In a 2016 interview during the promotional tour for Election Year, writer/director DeMonaco told Fandango he was inspired by the “smuggler cinema” of George Romero and John Carpenter, two filmmakers who used genre to sneak radical ideas into mainstream movies. Much like the anti-capitalist streak of Romero’s Dawn of the Dead and Carpenter’s They Live, The Purge trilogy subverts its studio-backed production to deliver a conscious critique of capitalism, racism, and the unflinching slaughterhouse of corporate rule that fuels modern society. At its best moments, the series recalls the urban dystopia depicted in underground leftist works like Lizzie Borden’s Born in Flames but filtered through a mainstream popcorn lens that makes the message palatable for mainstream audiences.
The first film’s release came during a political eye-in-the-storm. Released in June 2013 when liberalism still appeared powerful in our government — eight months after Barack Obama’s re-election and one year before the murder of Michael Brown and the Ferguson riots — DeMonaco had his finger on the pulse, fully aware of American society’s bloody trajectory.

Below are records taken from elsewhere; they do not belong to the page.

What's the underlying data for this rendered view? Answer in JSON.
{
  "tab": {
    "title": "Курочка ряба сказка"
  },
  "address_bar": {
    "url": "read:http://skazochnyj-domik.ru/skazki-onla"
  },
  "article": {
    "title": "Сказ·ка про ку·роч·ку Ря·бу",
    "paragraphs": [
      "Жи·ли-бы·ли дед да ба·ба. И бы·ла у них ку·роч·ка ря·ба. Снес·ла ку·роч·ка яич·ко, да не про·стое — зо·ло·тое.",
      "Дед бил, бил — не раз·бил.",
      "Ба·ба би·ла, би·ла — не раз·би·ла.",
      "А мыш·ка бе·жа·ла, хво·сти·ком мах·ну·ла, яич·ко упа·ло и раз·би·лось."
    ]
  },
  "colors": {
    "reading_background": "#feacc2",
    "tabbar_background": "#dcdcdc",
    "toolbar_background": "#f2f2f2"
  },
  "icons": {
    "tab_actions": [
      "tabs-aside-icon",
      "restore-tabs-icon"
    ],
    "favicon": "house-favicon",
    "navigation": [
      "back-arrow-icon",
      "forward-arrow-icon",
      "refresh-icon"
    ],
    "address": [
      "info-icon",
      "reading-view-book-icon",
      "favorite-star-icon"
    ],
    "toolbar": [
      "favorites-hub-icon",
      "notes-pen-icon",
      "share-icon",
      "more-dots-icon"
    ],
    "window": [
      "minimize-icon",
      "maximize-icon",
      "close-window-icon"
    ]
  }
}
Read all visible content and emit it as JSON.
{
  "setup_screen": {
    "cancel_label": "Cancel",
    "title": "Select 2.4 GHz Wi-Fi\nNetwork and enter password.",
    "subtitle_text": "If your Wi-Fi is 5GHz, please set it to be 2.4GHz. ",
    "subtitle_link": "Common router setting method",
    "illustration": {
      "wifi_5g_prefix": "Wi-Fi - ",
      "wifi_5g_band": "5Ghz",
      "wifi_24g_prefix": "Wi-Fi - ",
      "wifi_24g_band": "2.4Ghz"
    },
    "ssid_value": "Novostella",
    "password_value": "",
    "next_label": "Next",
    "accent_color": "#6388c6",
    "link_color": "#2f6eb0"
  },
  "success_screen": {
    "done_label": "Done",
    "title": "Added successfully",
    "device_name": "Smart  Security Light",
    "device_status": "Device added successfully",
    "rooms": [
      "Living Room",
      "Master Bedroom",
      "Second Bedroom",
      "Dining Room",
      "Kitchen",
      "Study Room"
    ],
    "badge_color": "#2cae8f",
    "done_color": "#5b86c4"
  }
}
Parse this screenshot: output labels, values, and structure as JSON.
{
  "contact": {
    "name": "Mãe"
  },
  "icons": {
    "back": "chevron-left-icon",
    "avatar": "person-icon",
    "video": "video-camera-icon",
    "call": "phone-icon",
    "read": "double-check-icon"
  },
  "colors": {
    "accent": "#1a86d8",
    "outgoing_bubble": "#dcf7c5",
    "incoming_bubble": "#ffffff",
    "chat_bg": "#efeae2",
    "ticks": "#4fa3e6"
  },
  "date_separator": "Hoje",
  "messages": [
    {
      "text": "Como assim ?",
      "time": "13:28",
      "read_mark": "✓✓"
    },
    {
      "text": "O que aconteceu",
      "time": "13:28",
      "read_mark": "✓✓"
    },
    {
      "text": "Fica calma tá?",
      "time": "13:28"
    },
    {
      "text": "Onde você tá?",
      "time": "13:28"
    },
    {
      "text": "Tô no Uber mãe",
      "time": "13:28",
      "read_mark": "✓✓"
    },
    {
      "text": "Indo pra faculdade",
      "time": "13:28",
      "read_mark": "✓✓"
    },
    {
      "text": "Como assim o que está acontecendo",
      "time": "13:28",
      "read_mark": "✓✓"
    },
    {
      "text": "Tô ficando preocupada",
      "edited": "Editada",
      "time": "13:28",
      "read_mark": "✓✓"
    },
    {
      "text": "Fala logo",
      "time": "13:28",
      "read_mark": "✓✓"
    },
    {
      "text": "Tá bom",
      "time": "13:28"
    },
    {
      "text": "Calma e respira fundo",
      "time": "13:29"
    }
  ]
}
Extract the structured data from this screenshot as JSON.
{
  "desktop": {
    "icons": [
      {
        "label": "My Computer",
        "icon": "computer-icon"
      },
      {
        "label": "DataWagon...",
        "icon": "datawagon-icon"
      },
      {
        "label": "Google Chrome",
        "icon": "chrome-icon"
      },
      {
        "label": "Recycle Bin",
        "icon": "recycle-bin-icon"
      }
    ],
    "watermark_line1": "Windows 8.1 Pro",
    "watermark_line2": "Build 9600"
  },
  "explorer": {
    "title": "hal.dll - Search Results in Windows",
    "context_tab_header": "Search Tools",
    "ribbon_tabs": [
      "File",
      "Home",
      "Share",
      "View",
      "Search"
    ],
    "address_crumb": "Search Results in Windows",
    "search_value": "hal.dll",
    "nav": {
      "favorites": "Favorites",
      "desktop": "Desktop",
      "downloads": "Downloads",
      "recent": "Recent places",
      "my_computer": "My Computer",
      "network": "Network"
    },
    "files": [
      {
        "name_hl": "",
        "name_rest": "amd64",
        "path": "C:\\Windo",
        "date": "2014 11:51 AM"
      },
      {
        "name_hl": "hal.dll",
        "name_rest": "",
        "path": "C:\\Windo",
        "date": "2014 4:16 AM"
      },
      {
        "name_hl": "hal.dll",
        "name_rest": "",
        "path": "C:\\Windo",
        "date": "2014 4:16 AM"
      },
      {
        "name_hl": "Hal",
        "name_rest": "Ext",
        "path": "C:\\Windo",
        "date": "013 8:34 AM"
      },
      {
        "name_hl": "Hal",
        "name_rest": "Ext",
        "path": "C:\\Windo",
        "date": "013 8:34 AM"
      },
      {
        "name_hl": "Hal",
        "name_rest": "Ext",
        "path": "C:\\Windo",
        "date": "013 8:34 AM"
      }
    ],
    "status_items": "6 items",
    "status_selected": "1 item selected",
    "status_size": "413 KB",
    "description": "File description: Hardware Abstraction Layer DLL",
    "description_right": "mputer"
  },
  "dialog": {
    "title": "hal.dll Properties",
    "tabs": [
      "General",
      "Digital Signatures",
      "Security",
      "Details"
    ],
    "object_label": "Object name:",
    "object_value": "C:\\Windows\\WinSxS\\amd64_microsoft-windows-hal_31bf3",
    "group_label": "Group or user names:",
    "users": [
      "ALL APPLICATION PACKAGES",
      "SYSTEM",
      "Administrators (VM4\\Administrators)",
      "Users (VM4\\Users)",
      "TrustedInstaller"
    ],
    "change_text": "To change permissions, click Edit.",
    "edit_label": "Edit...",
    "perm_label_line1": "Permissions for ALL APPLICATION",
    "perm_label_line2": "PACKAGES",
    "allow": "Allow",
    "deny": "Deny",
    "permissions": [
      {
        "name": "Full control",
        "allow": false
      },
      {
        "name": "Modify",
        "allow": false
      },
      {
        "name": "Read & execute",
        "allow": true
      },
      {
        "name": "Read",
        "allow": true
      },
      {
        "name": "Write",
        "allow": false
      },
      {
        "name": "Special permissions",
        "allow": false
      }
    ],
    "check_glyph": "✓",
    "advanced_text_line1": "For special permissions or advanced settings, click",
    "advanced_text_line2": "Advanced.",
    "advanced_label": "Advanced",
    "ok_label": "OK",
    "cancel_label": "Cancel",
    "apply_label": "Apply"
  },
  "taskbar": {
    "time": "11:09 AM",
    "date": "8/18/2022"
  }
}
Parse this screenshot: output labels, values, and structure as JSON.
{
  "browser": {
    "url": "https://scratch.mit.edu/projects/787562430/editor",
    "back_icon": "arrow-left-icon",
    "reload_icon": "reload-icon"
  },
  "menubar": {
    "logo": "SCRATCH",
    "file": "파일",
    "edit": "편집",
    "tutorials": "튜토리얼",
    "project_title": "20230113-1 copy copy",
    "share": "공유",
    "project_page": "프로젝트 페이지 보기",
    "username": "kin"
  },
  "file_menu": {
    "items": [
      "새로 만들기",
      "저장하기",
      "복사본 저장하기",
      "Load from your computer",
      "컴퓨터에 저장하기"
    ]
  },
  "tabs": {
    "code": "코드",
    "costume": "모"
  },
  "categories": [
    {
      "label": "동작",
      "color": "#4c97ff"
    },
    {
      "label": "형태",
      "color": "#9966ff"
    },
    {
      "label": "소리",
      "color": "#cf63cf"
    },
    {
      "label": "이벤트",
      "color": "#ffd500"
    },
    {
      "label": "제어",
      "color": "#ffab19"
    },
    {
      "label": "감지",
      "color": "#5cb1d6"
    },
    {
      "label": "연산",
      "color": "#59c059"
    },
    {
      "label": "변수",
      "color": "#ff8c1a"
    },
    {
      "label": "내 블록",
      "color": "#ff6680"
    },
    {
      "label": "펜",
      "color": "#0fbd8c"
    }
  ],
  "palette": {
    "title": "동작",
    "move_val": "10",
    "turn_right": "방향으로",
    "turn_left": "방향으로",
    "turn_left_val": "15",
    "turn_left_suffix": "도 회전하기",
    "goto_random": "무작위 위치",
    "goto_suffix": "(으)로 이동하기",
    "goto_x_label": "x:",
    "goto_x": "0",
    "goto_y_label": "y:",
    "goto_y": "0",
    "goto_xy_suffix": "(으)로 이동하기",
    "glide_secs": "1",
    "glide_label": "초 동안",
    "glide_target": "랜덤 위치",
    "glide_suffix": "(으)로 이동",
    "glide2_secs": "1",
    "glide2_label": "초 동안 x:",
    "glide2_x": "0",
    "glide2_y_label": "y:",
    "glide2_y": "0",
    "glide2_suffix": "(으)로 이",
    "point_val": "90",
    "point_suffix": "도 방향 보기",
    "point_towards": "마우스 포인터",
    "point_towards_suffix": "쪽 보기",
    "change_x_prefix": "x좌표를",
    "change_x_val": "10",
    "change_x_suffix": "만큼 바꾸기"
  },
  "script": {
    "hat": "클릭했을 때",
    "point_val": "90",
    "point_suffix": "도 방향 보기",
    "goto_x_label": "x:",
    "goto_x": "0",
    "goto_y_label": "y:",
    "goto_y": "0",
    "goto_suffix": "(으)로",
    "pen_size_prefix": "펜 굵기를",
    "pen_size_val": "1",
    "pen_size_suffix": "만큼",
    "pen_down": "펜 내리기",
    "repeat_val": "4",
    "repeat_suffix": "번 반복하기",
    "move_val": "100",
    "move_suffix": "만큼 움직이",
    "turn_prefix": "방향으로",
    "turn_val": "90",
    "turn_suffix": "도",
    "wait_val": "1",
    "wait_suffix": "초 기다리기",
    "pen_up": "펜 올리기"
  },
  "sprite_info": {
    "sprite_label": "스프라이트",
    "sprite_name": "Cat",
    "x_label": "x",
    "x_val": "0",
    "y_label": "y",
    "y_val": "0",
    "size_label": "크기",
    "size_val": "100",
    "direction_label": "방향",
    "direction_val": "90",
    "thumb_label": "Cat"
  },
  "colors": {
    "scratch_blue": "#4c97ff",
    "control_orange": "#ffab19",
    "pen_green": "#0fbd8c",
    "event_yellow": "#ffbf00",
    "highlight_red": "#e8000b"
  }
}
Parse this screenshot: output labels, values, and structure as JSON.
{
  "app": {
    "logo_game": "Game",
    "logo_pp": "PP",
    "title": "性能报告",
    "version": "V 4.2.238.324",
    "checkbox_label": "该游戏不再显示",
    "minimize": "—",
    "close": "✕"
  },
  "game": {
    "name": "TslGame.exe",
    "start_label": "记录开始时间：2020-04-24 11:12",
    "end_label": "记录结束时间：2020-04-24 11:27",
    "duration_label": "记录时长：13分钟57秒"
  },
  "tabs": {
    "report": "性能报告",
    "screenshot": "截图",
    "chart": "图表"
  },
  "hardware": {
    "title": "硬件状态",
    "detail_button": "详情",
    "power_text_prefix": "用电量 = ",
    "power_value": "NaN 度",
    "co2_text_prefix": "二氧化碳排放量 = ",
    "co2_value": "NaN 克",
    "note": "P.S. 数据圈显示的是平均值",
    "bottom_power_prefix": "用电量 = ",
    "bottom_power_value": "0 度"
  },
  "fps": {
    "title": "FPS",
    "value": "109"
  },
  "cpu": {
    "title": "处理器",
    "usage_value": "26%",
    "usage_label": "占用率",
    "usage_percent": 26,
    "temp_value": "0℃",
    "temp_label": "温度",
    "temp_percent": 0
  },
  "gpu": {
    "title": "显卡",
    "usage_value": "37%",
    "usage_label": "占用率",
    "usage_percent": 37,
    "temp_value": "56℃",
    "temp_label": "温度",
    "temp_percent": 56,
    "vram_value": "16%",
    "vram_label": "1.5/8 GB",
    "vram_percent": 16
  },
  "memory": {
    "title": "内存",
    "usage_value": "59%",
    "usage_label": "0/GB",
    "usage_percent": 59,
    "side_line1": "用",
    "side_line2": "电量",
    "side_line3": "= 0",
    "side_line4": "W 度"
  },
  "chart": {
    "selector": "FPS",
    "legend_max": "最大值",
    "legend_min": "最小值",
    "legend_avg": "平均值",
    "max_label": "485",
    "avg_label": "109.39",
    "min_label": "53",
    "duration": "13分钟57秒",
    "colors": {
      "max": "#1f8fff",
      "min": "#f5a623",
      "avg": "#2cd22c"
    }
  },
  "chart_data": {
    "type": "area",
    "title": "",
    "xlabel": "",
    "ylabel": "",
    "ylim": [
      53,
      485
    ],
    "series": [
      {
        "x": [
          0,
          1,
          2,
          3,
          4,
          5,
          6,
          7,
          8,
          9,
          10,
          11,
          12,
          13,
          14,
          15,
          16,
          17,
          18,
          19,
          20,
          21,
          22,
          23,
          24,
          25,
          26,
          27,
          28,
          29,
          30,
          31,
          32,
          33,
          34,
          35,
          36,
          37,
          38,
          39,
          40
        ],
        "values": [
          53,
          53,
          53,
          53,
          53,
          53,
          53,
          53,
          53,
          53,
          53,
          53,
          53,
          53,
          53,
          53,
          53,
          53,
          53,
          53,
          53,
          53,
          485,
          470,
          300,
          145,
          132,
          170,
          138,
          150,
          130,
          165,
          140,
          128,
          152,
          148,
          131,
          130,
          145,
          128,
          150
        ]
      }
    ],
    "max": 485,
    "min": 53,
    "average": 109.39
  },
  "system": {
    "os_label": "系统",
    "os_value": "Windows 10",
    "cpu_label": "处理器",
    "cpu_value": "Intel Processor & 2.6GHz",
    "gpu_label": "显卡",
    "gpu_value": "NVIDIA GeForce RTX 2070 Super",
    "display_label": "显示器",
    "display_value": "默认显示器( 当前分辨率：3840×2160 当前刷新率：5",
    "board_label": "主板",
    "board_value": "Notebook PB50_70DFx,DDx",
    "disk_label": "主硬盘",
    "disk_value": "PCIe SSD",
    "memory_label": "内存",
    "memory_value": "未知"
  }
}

What’s most striking from the opening moments of the original The Purge is the normalcy of the white upper class as the clock ticks down to the final moments before commencement. Mary Sandin (Lena Headey) makes dinner as usual, and reminds her kids to remember “all the good the Purge does.” The Sandins are nouveau riche, having made a fortune selling security systems to their neighbors, and The Purge’s financial benefits have given them the luxury of ignoring the genocide occurring around them.
“You don’t remember how bad it was, Charlie,” the Sandins’ son is told over dinner. “All the poverty, all the crime. This night saved our country.”
These Good Germans are indicative of the kind of upper class that likes to tell you how they have gay friends yet quietly vote against civil rights in favor of their own economic interests. Although DeMonaco’s depictions of the rich are often as cartoonish sociopaths — over-educated country club kids, CEOs with paramilitaries, politicians with a God-ordained hatred of the poor — the Sandins are among the truest and most subtly villainous of these caricatures. As the Purge commences, they turn off the violence shown on TV and James begins looking at pictures of boats on his iPad — “Ten years ago we could barely afford rent, now we’re looking at buying a boat.” But it’s in the facial acting by Hawke and Headey that we read their uneasiness about their complicity in the bloodshed. The lies they tell their children about the good of the Purge are also lies they’re telling themselves to justify their lifestyle.
But when Charlie lets a homeless black man (Edwin Hodge) into their home on Purge Night, James has no hesitation about killing this man as quickly as possible. The Sandins’ bigotry is subconscious and their queasiness about Purge Night makes their complicity and profiteering as disgusting as the masked Ivy Leaguers who will break into their house so they may kill the “homeless pig,” as they call him.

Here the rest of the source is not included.